Tutto ciò concorrerà a deprimere ulteriormente i prezzi dei bond, e parallelamente ad aumentarne i rendimenti. Questo è il motivo per cui abbiamo consigliato di aspettare ad intervenire su questo mercato fino a che i tassi non avranno raggiunto il loro punto di massimo relativo.
L’altro moschettiere è il petrolio: e qui la crisi della guerra di Gaza svolge un ruolo senz’altro propulsivo, che non era atteso, spingendo in alto i prezzi e, prospetticamente, anche i tassi di inflazione. Il prezzo dell’oil è cresciuto in settembre dell’8%, e del 35% dai minimi di giugno scorso.
E anche il dollaro è in aumento sostenuto: sta crescendo da 11 settimane ed è ora al livello massimo dell’anno.
Con le dinamiche di questi tre asset dovremo fare i conti, e soprattutto con l’andamento dell’economia.
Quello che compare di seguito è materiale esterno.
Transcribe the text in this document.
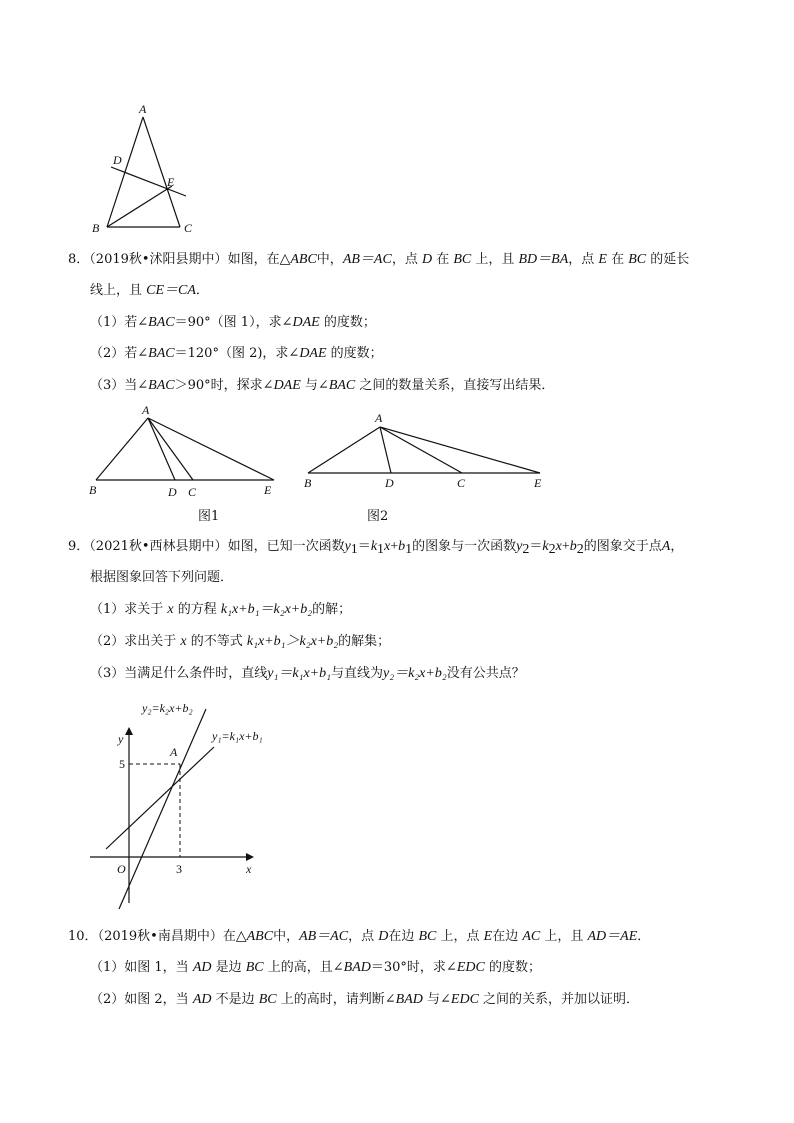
A
D
E
B	C
8．（2019秋•沭阳县期中）如图，在△ABC中，AB＝AC，点 D 在 BC 上，且 BD＝BA，点 E 在 BC 的延长
线上，且 CE＝CA．
（1）若∠BAC＝90°（图 1），求∠DAE 的度数；
（2）若∠BAC＝120°（图 2)，求∠DAE 的度数；
（3）当∠BAC＞90°时，探求∠DAE 与∠BAC 之间的数量关系，直接写出结果．
A
B	D C	E
图1
A
B	D	C	E
图2
9．（2021秋•西林县期中）如图，已知一次函数$y_1=k_1x+b_1$的图象与一次函数$y_2=k_2x+b_2$的图象交于点A，
根据图象回答下列问题．
（1）求关于 x 的方程 k₁x+b₁＝k₂x+b₂的解；
（2）求出关于 x 的不等式 k₁x+b₁＞k₂x+b₂的解集；
（3）当满足什么条件时，直线y₁＝k₁x+b₁与直线为y₂＝k₂x+b₂没有公共点？
y₂=k₂x+b₂
y₁=k₁x+b₁
y
x
O
A
5
3
10．（2019秋•南昌期中）在△ABC中，AB＝AC，点 D在边 BC 上，点 E在边 AC 上，且 AD＝AE．
（1）如图 1，当 AD 是边 BC 上的高，且∠BAD＝30°时，求∠EDC 的度数；
（2）如图 2，当 AD 不是边 BC 上的高时，请判断∠BAD 与∠EDC 之间的关系，并加以证明．
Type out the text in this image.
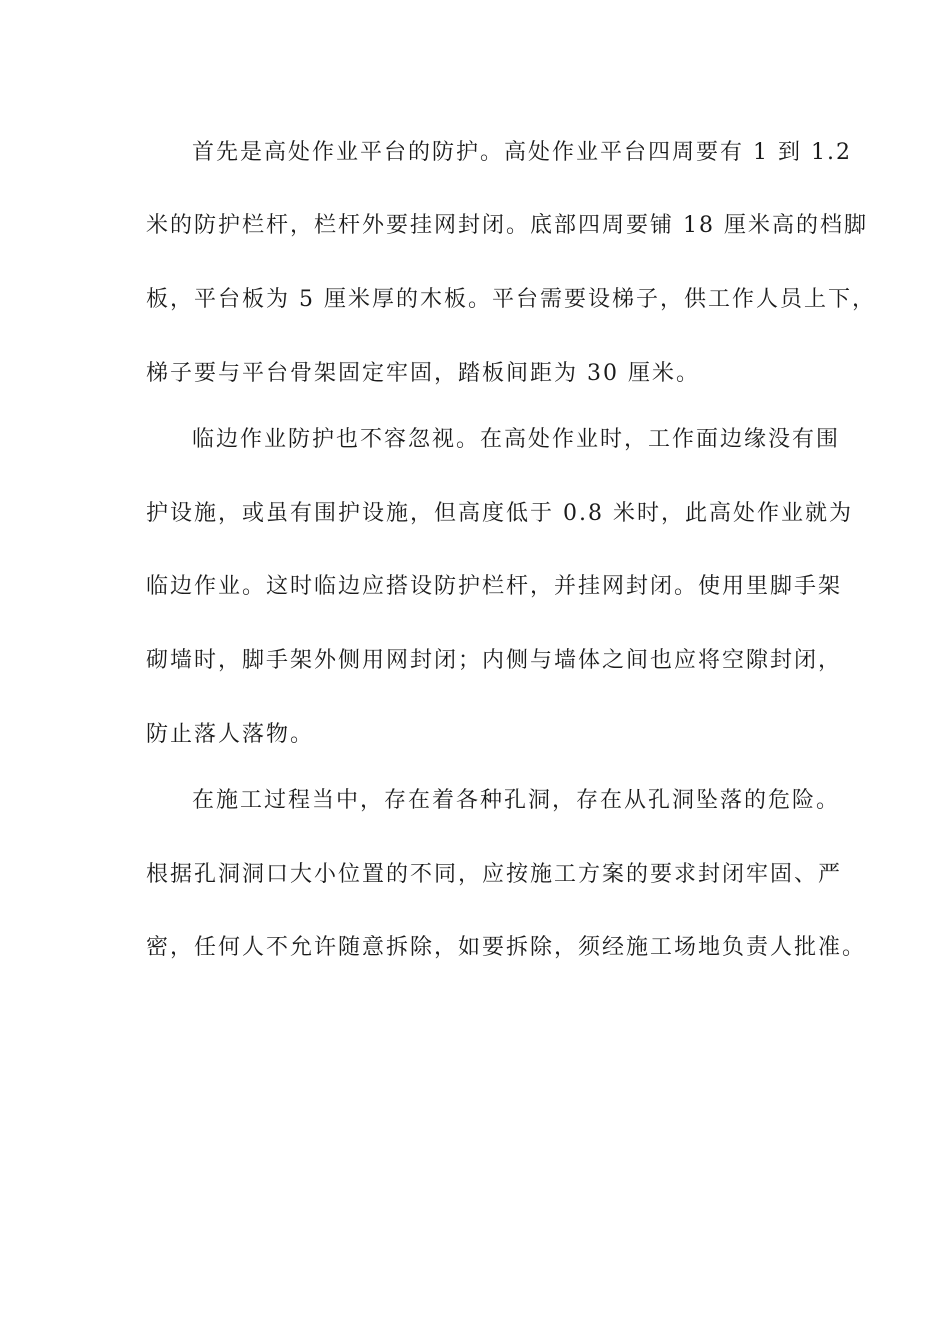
首先是高处作业平台的防护。高处作业平台四周要有 1 到 1.2
米的防护栏杆，栏杆外要挂网封闭。底部四周要铺 18 厘米高的档脚
板，平台板为 5 厘米厚的木板。平台需要设梯子，供工作人员上下，
梯子要与平台骨架固定牢固，踏板间距为 30 厘米。
临边作业防护也不容忽视。在高处作业时，工作面边缘没有围
护设施，或虽有围护设施，但高度低于 0.8 米时，此高处作业就为
临边作业。这时临边应搭设防护栏杆，并挂网封闭。使用里脚手架
砌墙时，脚手架外侧用网封闭；内侧与墙体之间也应将空隙封闭，
防止落人落物。
在施工过程当中，存在着各种孔洞，存在从孔洞坠落的危险。
根据孔洞洞口大小位置的不同，应按施工方案的要求封闭牢固、严
密，任何人不允许随意拆除，如要拆除，须经施工场地负责人批准。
I segnali non sono incoraggianti: si comincia a sentire qualche scricchiolio sul fronte salariale e la spesa per consumi è in flessione netta da diversi mesi, mentre il credito sta attraversando una fase di restrizione notevole, fra tassi in crescita e aumento dei contenziosi (in particolare, in USA, sui prestiti al consumo e sulle carte di credito).
Risultato di tutto questo, fra l’altro, è che le vendite di case in USA sono diminuite in agosto del 9%, a causa dell’ aumento dei prezzi delle abitazioni (+ 30%) e del costo dei mutui, più che raddoppiato in un anno a causa dell’aumento dei tassi.
In conclusione: l’investimento azionario è tutto sommato tranquillo, chi vuole può azzardare acquisti molto selezionati in stock picking soprattutto nelle fasi di ribasso e alleggerire il portafoglio sui rimbalzi. Per le obbligazioni, mantenere una quota degli asset sulle scadenze brevi (entro l’anno) e aspettare ancora per le scadenze più lunghe. E poi attenzione al petrolio e al dollaro, che potrebbero riservarci delle sorprese interessanti.